Curly-leaf pondweed (below) is an invasive species that occurs in Norway Lake.  The control of curly-leaf and other nuisance weeds is one of the associations primary goals.


Managing aquatic plants or “weeds”, (depending on the eye of the beholder) is undoubtedly the number one concern for many looking to enjoy time on or near the waters of the Norway Lake system.  To better understand the role the NLA and individual property owners can play in managing aquatic plants, consider the distinction between near-shore areas and common waters.

Near-shore (within 150 feet of shore)

Individual property owners may remove submerged weeds from portions of the near-shore area either by approved chemical treatment or mechanical harvesting, including hand pulling. Chemical treatment always requires a permit from the DNR. Permits for mechanical harvesting are only required if the removal area is greater than 2,500 ft² – 25′ x 100′, 50 x 50′, etc.  When permits are not required, the area to be cleared must not extend more than 50 feet along the shoreline or one-half the length of your shoreline, whichever is less.

Common Waters (greater than 150 feet from shore)

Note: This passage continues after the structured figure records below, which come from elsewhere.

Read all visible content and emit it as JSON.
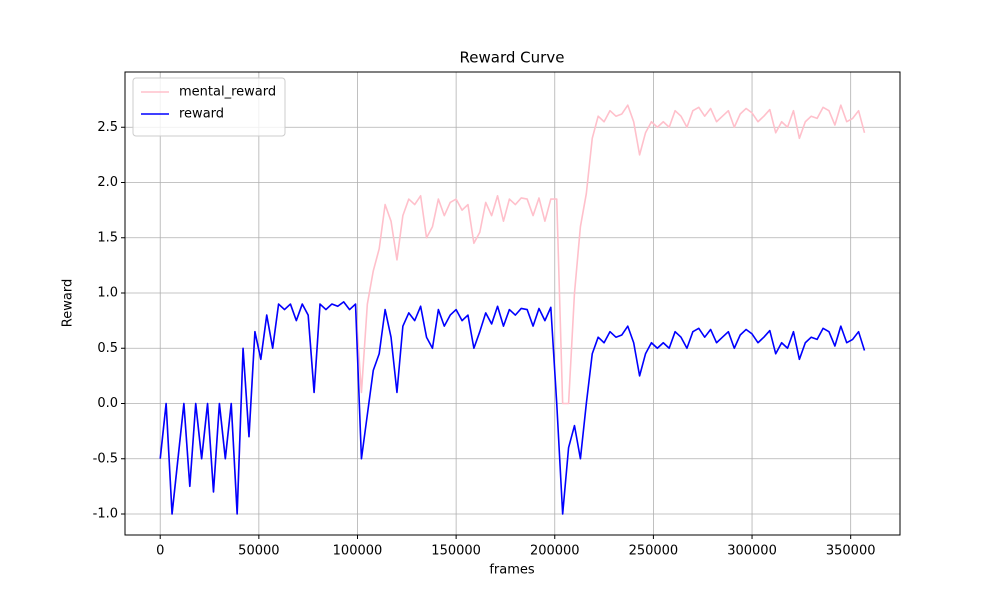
{
  "chart_data": {
    "type": "line",
    "title": "Reward Curve",
    "x_label": "frames",
    "y_label": "Reward",
    "x": [
      0,
      3000,
      6000,
      9000,
      12000,
      15000,
      18000,
      21000,
      24000,
      27000,
      30000,
      33000,
      36000,
      39000,
      42000,
      45000,
      48000,
      51000,
      54000,
      57000,
      60000,
      63000,
      66000,
      69000,
      72000,
      75000,
      78000,
      81000,
      84000,
      87000,
      90000,
      93000,
      96000,
      99000,
      102000,
      105000,
      108000,
      111000,
      114000,
      117000,
      120000,
      123000,
      126000,
      129000,
      132000,
      135000,
      138000,
      141000,
      144000,
      147000,
      150000,
      153000,
      156000,
      159000,
      162000,
      165000,
      168000,
      171000,
      174000,
      177000,
      180000,
      183000,
      186000,
      189000,
      192000,
      195000,
      198000,
      201000,
      204000,
      207000,
      210000,
      213000,
      216000,
      219000,
      222000,
      225000,
      228000,
      231000,
      234000,
      237000,
      240000,
      243000,
      246000,
      249000,
      252000,
      255000,
      258000,
      261000,
      264000,
      267000,
      270000,
      273000,
      276000,
      279000,
      282000,
      285000,
      288000,
      291000,
      294000,
      297000,
      300000,
      303000,
      306000,
      309000,
      312000,
      315000,
      318000,
      321000,
      324000,
      327000,
      330000,
      333000,
      336000,
      339000,
      342000,
      345000,
      348000,
      351000,
      354000,
      357000
    ],
    "series": [
      {
        "name": "mental_reward",
        "color": "pink",
        "values": [
          -0.5,
          0,
          -1.0,
          -0.5,
          0,
          -0.75,
          0,
          -0.5,
          0,
          -0.8,
          0,
          -0.5,
          0,
          -1.0,
          0.5,
          -0.3,
          0.65,
          0.4,
          0.8,
          0.5,
          0.9,
          0.85,
          0.9,
          0.75,
          0.9,
          0.8,
          0.1,
          0.9,
          0.85,
          0.9,
          0.88,
          0.92,
          0.85,
          0.9,
          0.1,
          0.9,
          1.2,
          1.4,
          1.8,
          1.65,
          1.3,
          1.7,
          1.85,
          1.8,
          1.88,
          1.5,
          1.6,
          1.85,
          1.7,
          1.82,
          1.85,
          1.75,
          1.8,
          1.45,
          1.55,
          1.82,
          1.7,
          1.88,
          1.65,
          1.85,
          1.8,
          1.86,
          1.85,
          1.7,
          1.86,
          1.65,
          1.85,
          1.85,
          0.0,
          0.0,
          1.0,
          1.6,
          1.9,
          2.4,
          2.6,
          2.55,
          2.65,
          2.6,
          2.62,
          2.7,
          2.55,
          2.25,
          2.45,
          2.55,
          2.5,
          2.55,
          2.5,
          2.65,
          2.6,
          2.5,
          2.65,
          2.68,
          2.6,
          2.67,
          2.55,
          2.6,
          2.65,
          2.5,
          2.62,
          2.67,
          2.63,
          2.55,
          2.6,
          2.66,
          2.45,
          2.55,
          2.5,
          2.65,
          2.4,
          2.55,
          2.6,
          2.58,
          2.68,
          2.65,
          2.52,
          2.7,
          2.55,
          2.58,
          2.65,
          2.45
        ]
      },
      {
        "name": "reward",
        "color": "blue",
        "values": [
          -0.5,
          0,
          -1.0,
          -0.5,
          0,
          -0.75,
          0,
          -0.5,
          0,
          -0.8,
          0,
          -0.5,
          0,
          -1.0,
          0.5,
          -0.3,
          0.65,
          0.4,
          0.8,
          0.5,
          0.9,
          0.85,
          0.9,
          0.75,
          0.9,
          0.8,
          0.1,
          0.9,
          0.85,
          0.9,
          0.88,
          0.92,
          0.85,
          0.9,
          -0.5,
          -0.1,
          0.3,
          0.45,
          0.85,
          0.6,
          0.1,
          0.7,
          0.82,
          0.75,
          0.88,
          0.6,
          0.5,
          0.85,
          0.7,
          0.8,
          0.85,
          0.75,
          0.8,
          0.5,
          0.65,
          0.82,
          0.72,
          0.88,
          0.7,
          0.85,
          0.8,
          0.86,
          0.85,
          0.7,
          0.86,
          0.75,
          0.87,
          0.0,
          -1.0,
          -0.4,
          -0.2,
          -0.5,
          0.0,
          0.45,
          0.6,
          0.55,
          0.65,
          0.6,
          0.62,
          0.7,
          0.55,
          0.25,
          0.45,
          0.55,
          0.5,
          0.55,
          0.5,
          0.65,
          0.6,
          0.5,
          0.65,
          0.68,
          0.6,
          0.67,
          0.55,
          0.6,
          0.65,
          0.5,
          0.62,
          0.67,
          0.63,
          0.55,
          0.6,
          0.66,
          0.45,
          0.55,
          0.5,
          0.65,
          0.4,
          0.55,
          0.6,
          0.58,
          0.68,
          0.65,
          0.52,
          0.7,
          0.55,
          0.58,
          0.65,
          0.48
        ]
      }
    ],
    "xlim": [
      -17850,
      375000
    ],
    "ylim": [
      -1.19,
      3.0
    ],
    "xticks": [
      0,
      50000,
      100000,
      150000,
      200000,
      250000,
      300000,
      350000
    ],
    "yticks": [
      {
        "value": -1,
        "label": "-1.0"
      },
      -0.5,
      {
        "value": 0,
        "label": "0.0"
      },
      0.5,
      {
        "value": 1,
        "label": "1.0"
      },
      1.5,
      {
        "value": 2,
        "label": "2.0"
      },
      2.5
    ],
    "grid": true,
    "legend": "upper left"
  }
}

Permits to mechanically harvest plants in common water are typically issued to organizations such as lake assocations.  Permits to chemically control plants in common water are not issued except, perhaps, under special circumstances and in experimental operations.

The distinction between near-shore and common waters means that the NLA can not mechanically harvest weeds adjacent to individual properties except by contract.  Any such work is done at the property owners expense and areas greater than 2,500 square feet require a permit.